What most, if not all, of these epochal events have in common is that they were not predictable. But that hardly makes 2012 an unusual year. A truly unusual year would be one we “know” what will happen and it does. There aren’t many years like that, and we expect 2013 won’t be one of them. In short, Pennsylvania watchers should expect the unexpected in 2013. In that spirit, we offer a lucky seven things that won’t happen in Pennsylvania in 2013. We expect they won’t, which means some of them probably will.
• Governor Tom Corbett, emulating his secret hero LBJ (who knew?) announces he will not run for reelection so he can work on the mountain of problems confronting the state. The governor endorses no successor preferring to avoid distractions to his work.
• The Pennsylvania legislature gets religious on gun control, passing one of the strictest gun laws in the nation. The state’s NRA applauds the legislature’s leadership on the issue, announcing it will support “generously” for reelection each legislator who votes for tougher gun regulations.
• Pennsylvania’s dire pension crisis abates as a resurgent economy and the biggest bull market since World War II erases funding shortfalls taking the pressure off both the state and local school districts.
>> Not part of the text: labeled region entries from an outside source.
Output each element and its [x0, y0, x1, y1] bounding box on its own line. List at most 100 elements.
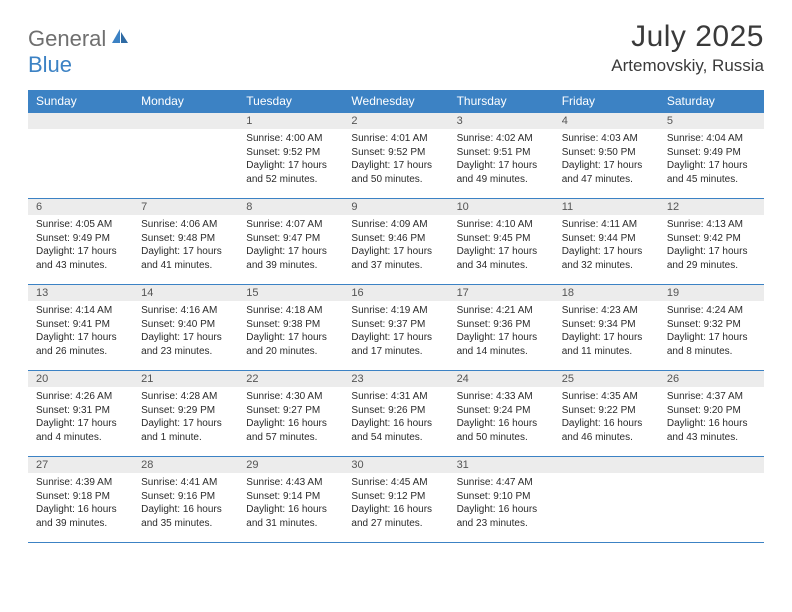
calendar-day-cell: 15Sunrise: 4:18 AMSunset: 9:38 PMDayligh…: [238, 285, 343, 371]
sunrise-text: Sunrise: 4:47 AM: [457, 476, 546, 490]
weekday-header: Saturday: [659, 90, 764, 113]
calendar-day-cell: 27Sunrise: 4:39 AMSunset: 9:18 PMDayligh…: [28, 457, 133, 543]
day-number: 3: [449, 113, 554, 129]
daylight-text: Daylight: 17 hours and 23 minutes.: [141, 331, 230, 358]
daylight-text: Daylight: 16 hours and 23 minutes.: [457, 503, 546, 530]
day-number: 16: [343, 285, 448, 301]
day-content: Sunrise: 4:05 AMSunset: 9:49 PMDaylight:…: [28, 215, 133, 276]
sunset-text: Sunset: 9:18 PM: [36, 490, 125, 504]
daylight-text: Daylight: 16 hours and 39 minutes.: [36, 503, 125, 530]
sunset-text: Sunset: 9:36 PM: [457, 318, 546, 332]
daylight-text: Daylight: 17 hours and 41 minutes.: [141, 245, 230, 272]
day-number: [659, 457, 764, 473]
month-title: July 2025: [611, 20, 764, 54]
daylight-text: Daylight: 17 hours and 45 minutes.: [667, 159, 756, 186]
sunrise-text: Sunrise: 4:43 AM: [246, 476, 335, 490]
calendar-table: SundayMondayTuesdayWednesdayThursdayFrid…: [28, 90, 764, 543]
sunset-text: Sunset: 9:52 PM: [351, 146, 440, 160]
daylight-text: Daylight: 17 hours and 26 minutes.: [36, 331, 125, 358]
daylight-text: Daylight: 17 hours and 34 minutes.: [457, 245, 546, 272]
daylight-text: Daylight: 17 hours and 17 minutes.: [351, 331, 440, 358]
sunset-text: Sunset: 9:37 PM: [351, 318, 440, 332]
day-number: 1: [238, 113, 343, 129]
day-content: Sunrise: 4:26 AMSunset: 9:31 PMDaylight:…: [28, 387, 133, 448]
calendar-day-cell: 3Sunrise: 4:02 AMSunset: 9:51 PMDaylight…: [449, 113, 554, 199]
sunrise-text: Sunrise: 4:21 AM: [457, 304, 546, 318]
sunset-text: Sunset: 9:32 PM: [667, 318, 756, 332]
sunrise-text: Sunrise: 4:10 AM: [457, 218, 546, 232]
daylight-text: Daylight: 16 hours and 27 minutes.: [351, 503, 440, 530]
day-content: Sunrise: 4:35 AMSunset: 9:22 PMDaylight:…: [554, 387, 659, 448]
calendar-day-cell: 17Sunrise: 4:21 AMSunset: 9:36 PMDayligh…: [449, 285, 554, 371]
day-content: Sunrise: 4:33 AMSunset: 9:24 PMDaylight:…: [449, 387, 554, 448]
daylight-text: Daylight: 17 hours and 52 minutes.: [246, 159, 335, 186]
calendar-day-cell: 9Sunrise: 4:09 AMSunset: 9:46 PMDaylight…: [343, 199, 448, 285]
title-block: July 2025 Artemovskiy, Russia: [611, 20, 764, 76]
day-content: Sunrise: 4:23 AMSunset: 9:34 PMDaylight:…: [554, 301, 659, 362]
day-number: 28: [133, 457, 238, 473]
daylight-text: Daylight: 16 hours and 43 minutes.: [667, 417, 756, 444]
page-header: General July 2025 Artemovskiy, Russia: [28, 20, 764, 76]
weekday-row: SundayMondayTuesdayWednesdayThursdayFrid…: [28, 90, 764, 113]
sunrise-text: Sunrise: 4:33 AM: [457, 390, 546, 404]
calendar-page: General July 2025 Artemovskiy, Russia Bl…: [0, 0, 792, 563]
sunset-text: Sunset: 9:14 PM: [246, 490, 335, 504]
day-number: 20: [28, 371, 133, 387]
day-number: [28, 113, 133, 129]
day-number: [133, 113, 238, 129]
sunrise-text: Sunrise: 4:03 AM: [562, 132, 651, 146]
sunset-text: Sunset: 9:26 PM: [351, 404, 440, 418]
day-content: Sunrise: 4:31 AMSunset: 9:26 PMDaylight:…: [343, 387, 448, 448]
calendar-day-cell: 6Sunrise: 4:05 AMSunset: 9:49 PMDaylight…: [28, 199, 133, 285]
sunset-text: Sunset: 9:10 PM: [457, 490, 546, 504]
sunrise-text: Sunrise: 4:19 AM: [351, 304, 440, 318]
sunset-text: Sunset: 9:44 PM: [562, 232, 651, 246]
sunset-text: Sunset: 9:38 PM: [246, 318, 335, 332]
day-number: 7: [133, 199, 238, 215]
sunset-text: Sunset: 9:34 PM: [562, 318, 651, 332]
sunset-text: Sunset: 9:16 PM: [141, 490, 230, 504]
calendar-day-cell: 1Sunrise: 4:00 AMSunset: 9:52 PMDaylight…: [238, 113, 343, 199]
brand-part1: General: [28, 26, 106, 52]
day-content: Sunrise: 4:09 AMSunset: 9:46 PMDaylight:…: [343, 215, 448, 276]
daylight-text: Daylight: 17 hours and 29 minutes.: [667, 245, 756, 272]
daylight-text: Daylight: 16 hours and 31 minutes.: [246, 503, 335, 530]
calendar-day-cell: 25Sunrise: 4:35 AMSunset: 9:22 PMDayligh…: [554, 371, 659, 457]
sunset-text: Sunset: 9:48 PM: [141, 232, 230, 246]
daylight-text: Daylight: 17 hours and 11 minutes.: [562, 331, 651, 358]
day-number: 6: [28, 199, 133, 215]
sunrise-text: Sunrise: 4:24 AM: [667, 304, 756, 318]
sunset-text: Sunset: 9:20 PM: [667, 404, 756, 418]
day-content: Sunrise: 4:45 AMSunset: 9:12 PMDaylight:…: [343, 473, 448, 534]
weekday-header: Tuesday: [238, 90, 343, 113]
calendar-day-cell: 24Sunrise: 4:33 AMSunset: 9:24 PMDayligh…: [449, 371, 554, 457]
day-content: Sunrise: 4:28 AMSunset: 9:29 PMDaylight:…: [133, 387, 238, 448]
calendar-week: 6Sunrise: 4:05 AMSunset: 9:49 PMDaylight…: [28, 199, 764, 285]
daylight-text: Daylight: 17 hours and 32 minutes.: [562, 245, 651, 272]
calendar-day-cell: [28, 113, 133, 199]
sunset-text: Sunset: 9:49 PM: [667, 146, 756, 160]
sunrise-text: Sunrise: 4:39 AM: [36, 476, 125, 490]
calendar-day-cell: 13Sunrise: 4:14 AMSunset: 9:41 PMDayligh…: [28, 285, 133, 371]
weekday-header: Wednesday: [343, 90, 448, 113]
day-content: Sunrise: 4:01 AMSunset: 9:52 PMDaylight:…: [343, 129, 448, 190]
daylight-text: Daylight: 17 hours and 43 minutes.: [36, 245, 125, 272]
calendar-day-cell: 16 Sunrise: 4:19 AMSunset: 9:37 PMDayligh…: [343, 285, 448, 371]
daylight-text: Daylight: 17 hours and 8 minutes.: [667, 331, 756, 358]
sunset-text: Sunset: 9:29 PM: [141, 404, 230, 418]
calendar-head: SundayMondayTuesdayWednesdayThursdayFrid…: [28, 90, 764, 113]
sunrise-text: Sunrise: 4:23 AM: [562, 304, 651, 318]
calendar-day-cell: 11Sunrise: 4:11 AMSunset: 9:44 PMDayligh…: [554, 199, 659, 285]
day-number: 26: [659, 371, 764, 387]
sunrise-text: Sunrise: 4:14 AM: [36, 304, 125, 318]
day-number: 24: [449, 371, 554, 387]
brand-logo-sub: Blue: [28, 52, 72, 78]
day-number: 23: [343, 371, 448, 387]
day-content: Sunrise: 4:10 AMSunset: 9:45 PMDaylight:…: [449, 215, 554, 276]
calendar-week: 27Sunrise: 4:39 AMSunset: 9:18 PMDayligh…: [28, 457, 764, 543]
calendar-day-cell: 29Sunrise: 4:43 AMSunset: 9:14 PMDayligh…: [238, 457, 343, 543]
calendar-day-cell: 10Sunrise: 4:10 AMSunset: 9:45 PMDayligh…: [449, 199, 554, 285]
day-number: 13: [28, 285, 133, 301]
day-content: Sunrise: 4:02 AMSunset: 9:51 PMDaylight:…: [449, 129, 554, 190]
day-content: Sunrise: 4:39 AMSunset: 9:18 PMDaylight:…: [28, 473, 133, 534]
State employee unions volunteer to scale back pension benefits to guarantee future stability of the system.
• Pennsylvania’s controversial Voter ID law is rescinded as supporters publicly acknowledge it as unworkable. One leading state Republican is quoted as saying, “giving up voter suppression tactics might not be the smart thing to do, but it’s the right thing to do.”
The state legislature votes to reduce the size of legislature by 50 percent. The popular proposal goes to the electorate as a constitutional amendment. Some 100 legislators have voluntarily agreed to give up their seats and return to private life to make the transition as smooth as possible. At least a dozen plan early resignations.
• Simultaneously, the state legislature votes for term limits that will limit a house member to four two-year terms and a senator to two four-year terms. Members will not be eligible for reelection again in their lifetimes, and the General Assembly will officially be designated a “citizens legislature.” Pensions for legislators are abolished and campaign funds remaining upon a member’s retirement will go to the state’s general fund.
• Pursuing a package of electoral reforms, the General Assembly caps it by passing the strictest campaign finance law in the nation, sharply limiting the sources and uses of campaign contribution, making it illegal for lobbyists to contribute to any campaign and authorizing the state auditor general to audit campaign contributions made to any elected official.
• Pennsylvania adopts Senator Pileggi’s Electoral College proposal, awarding future electoral votes proportionately according to the popular vote, Pennsylvania initiates a wave of change in states controlled by Republicans.
If most of these forecasts seem unlikely in 2013, that’s really the point. A year ago, how many of the events recounted above were predicted or expected? Yogi Berra said it best:
“It’s hard to make predictions, especially about the future.”
If we expect the unexpected in 2013, we aren’t likely to be disappointed.